I'm a bit of a food storage/preparedness junkie, but in a good way. Thankfully it's recommended...you can see so yourself in Doctrine & Covenants 109:8.
I've been wanting to try canning butter for a while now, but life always gets in the way. Until now!
Out here in the west there is a grocery store called Macey's. I really like this store, it is open 24 hours, it has a great "feel" and they are closed on Sunday. They also have a perks program and email specials that they do not advertise in-store. That is how I was notified of the sale they recently had on butter...$1.88 per pound. For reference one could easily find butter for $2.50 per pound on a pretty regular basis. So yeah, that's a great price.
My good friend's mom is ridiculously knowledgeable about canning and food storage. I am house sitting for them right now and she left instructions and all the accessories necessary to take on 18 pounds of butter. Following are her instructions accompanied by photos I took along the process, and some commentary.

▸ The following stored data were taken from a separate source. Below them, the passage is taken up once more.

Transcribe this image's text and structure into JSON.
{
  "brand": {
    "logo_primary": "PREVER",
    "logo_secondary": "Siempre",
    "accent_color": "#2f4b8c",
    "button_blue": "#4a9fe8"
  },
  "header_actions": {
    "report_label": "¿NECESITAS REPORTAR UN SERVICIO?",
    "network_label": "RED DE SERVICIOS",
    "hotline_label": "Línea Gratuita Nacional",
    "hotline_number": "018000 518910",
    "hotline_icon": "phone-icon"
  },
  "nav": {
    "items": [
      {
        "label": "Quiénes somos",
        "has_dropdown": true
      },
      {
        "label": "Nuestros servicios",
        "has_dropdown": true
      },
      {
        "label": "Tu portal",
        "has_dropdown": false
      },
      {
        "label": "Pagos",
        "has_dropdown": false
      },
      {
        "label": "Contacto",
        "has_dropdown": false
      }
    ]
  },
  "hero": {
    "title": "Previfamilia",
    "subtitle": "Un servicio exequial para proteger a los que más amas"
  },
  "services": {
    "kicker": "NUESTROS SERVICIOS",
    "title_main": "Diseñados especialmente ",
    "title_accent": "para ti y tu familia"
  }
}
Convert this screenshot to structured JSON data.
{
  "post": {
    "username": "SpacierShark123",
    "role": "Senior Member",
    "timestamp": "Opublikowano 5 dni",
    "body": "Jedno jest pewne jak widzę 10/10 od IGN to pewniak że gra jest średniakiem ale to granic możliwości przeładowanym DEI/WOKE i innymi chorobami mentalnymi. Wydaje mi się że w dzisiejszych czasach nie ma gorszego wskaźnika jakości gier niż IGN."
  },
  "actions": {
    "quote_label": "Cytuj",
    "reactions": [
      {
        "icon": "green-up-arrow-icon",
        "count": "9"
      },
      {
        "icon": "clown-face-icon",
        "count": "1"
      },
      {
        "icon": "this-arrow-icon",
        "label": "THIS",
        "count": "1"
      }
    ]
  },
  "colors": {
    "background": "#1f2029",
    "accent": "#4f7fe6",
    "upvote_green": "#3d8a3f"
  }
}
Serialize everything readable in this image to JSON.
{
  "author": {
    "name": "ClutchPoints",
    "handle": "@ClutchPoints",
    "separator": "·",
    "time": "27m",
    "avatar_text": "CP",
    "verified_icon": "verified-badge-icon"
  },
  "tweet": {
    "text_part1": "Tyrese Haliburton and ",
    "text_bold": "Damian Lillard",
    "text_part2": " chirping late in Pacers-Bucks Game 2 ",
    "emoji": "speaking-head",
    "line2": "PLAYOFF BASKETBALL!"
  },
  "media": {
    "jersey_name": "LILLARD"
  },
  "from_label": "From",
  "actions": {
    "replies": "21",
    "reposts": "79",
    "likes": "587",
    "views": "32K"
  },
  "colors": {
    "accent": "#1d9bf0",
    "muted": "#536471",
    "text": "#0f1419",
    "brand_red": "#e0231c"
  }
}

1. Real butter is best but margarine works too. DO NOT USE UNSALTED BUTTER.
2. Heat half-pint or pint jars in the oven at 250 degrees for 20 minutes.
Heat lids (flat piece) in boiling water, then turn down to low heat.
* I used half-pint jars because the way I see it is it will be easier to go through a half-pint jar of butter than a pint or quart if/when I'm in a place without refrigeration. Because once you open these pretties they will need to be kept cold just like normal butter.
3. Melt the butter in a saucepan; boil for 5 minutes, stirring occasionally.
Don't forget to prep your space...
4. Stir and ladle the butter and whey into the hot jars, using a funnel to keep butter off the rims.
5. Wipe rims off, then place the hot lid and ring on the jar.
(no photo, but I think you get the idea)
I used an area to the left of the stove top to ladle the boiling butter into the hot jars, secure lids & rings and then transferred the jars to the cooling racks. Fill the jars one at a time. The jars are super hot and you're making them hotter by putting boiling butter inside, you don't need the jars or the butter to cool through this process before you get a chance to put the lid/rings on. You also don't want to risk burning yourself by doing too much at once...see my "oops" below.
The photo below shows what the butter looks like when it's hot right after you've finished steps 4 & 5.
6. Shake jars every 5 minutes over the next 20 minutes.
7. Put the jars in the refrigerator & shake every 10 - 15 minutes. Eventually the butter will stop separating as it hardens.
You'll see it really start to firm by about your second or third shake in the fridge. You'll also notice it go from an apple juice yellow to a whiter/creamish yellow.
Leave in fridge 1 hour more, then you can store it.
Look at that...
Such an awesome thing...I'm giddy thinking about the last dozen jars sitting in the fridge right now.
Bottled butter can store on your shelf for 3 years.
If you want delicious "browned butter" stir less during cooking & boil 7 - 8 minutes. It will be darker in color and apparently it tastes like heaven.
For reference I was able to fit 3 pounds of butter in 7 half-pint jars.
Keep in mind when you cook the butter it boils the water out so you end up with less butter than what you started with. I started with 18 pounds of fresh butter and it produced 42 half-pint jars of canned butter (plus a little tiny jar seen on top of the box in the above picture.)
If my math is correct (and that's doubtful) I figured each jar of butter cost approx. $1.36. (This doesn't count my oops below.)
The oops: while I was multitasking I dropped a jar. Technically I think it popped out of my hand, the jar part that is. I am not quite sure if the lid wasn't on properly or if it was literally forced off by the heat, either way I can't get all the butter cleaned up off the floor. So the casualty was the contents of one jar, but the jar didn't break... testament to the Mainstays brand. I like them too because they're plain (no quilted look) and simple.
If you're a friend and want a hand or some company while you do this just let me know...if you're close I'll just come visit. If not I'll happily accept payment for my time in the form of an airline ticket.
If you have any questions just leave a comment...I'll do my best to answer or get an answer from the queen.
Here's the last thing, some people say "why can butter?" and I say "why not can butter?!" I don't have a job, much less a home or a generator at the moment, but I do recognize the need to be prepared. I also know that the woman that left me the directions and accessories to make this happen DOES have a generator and even she doesn't leave it up to the freezer/refrigerator to keep all of her food stored. Because yes, butter can be frozen, but I really don't think that's the point people.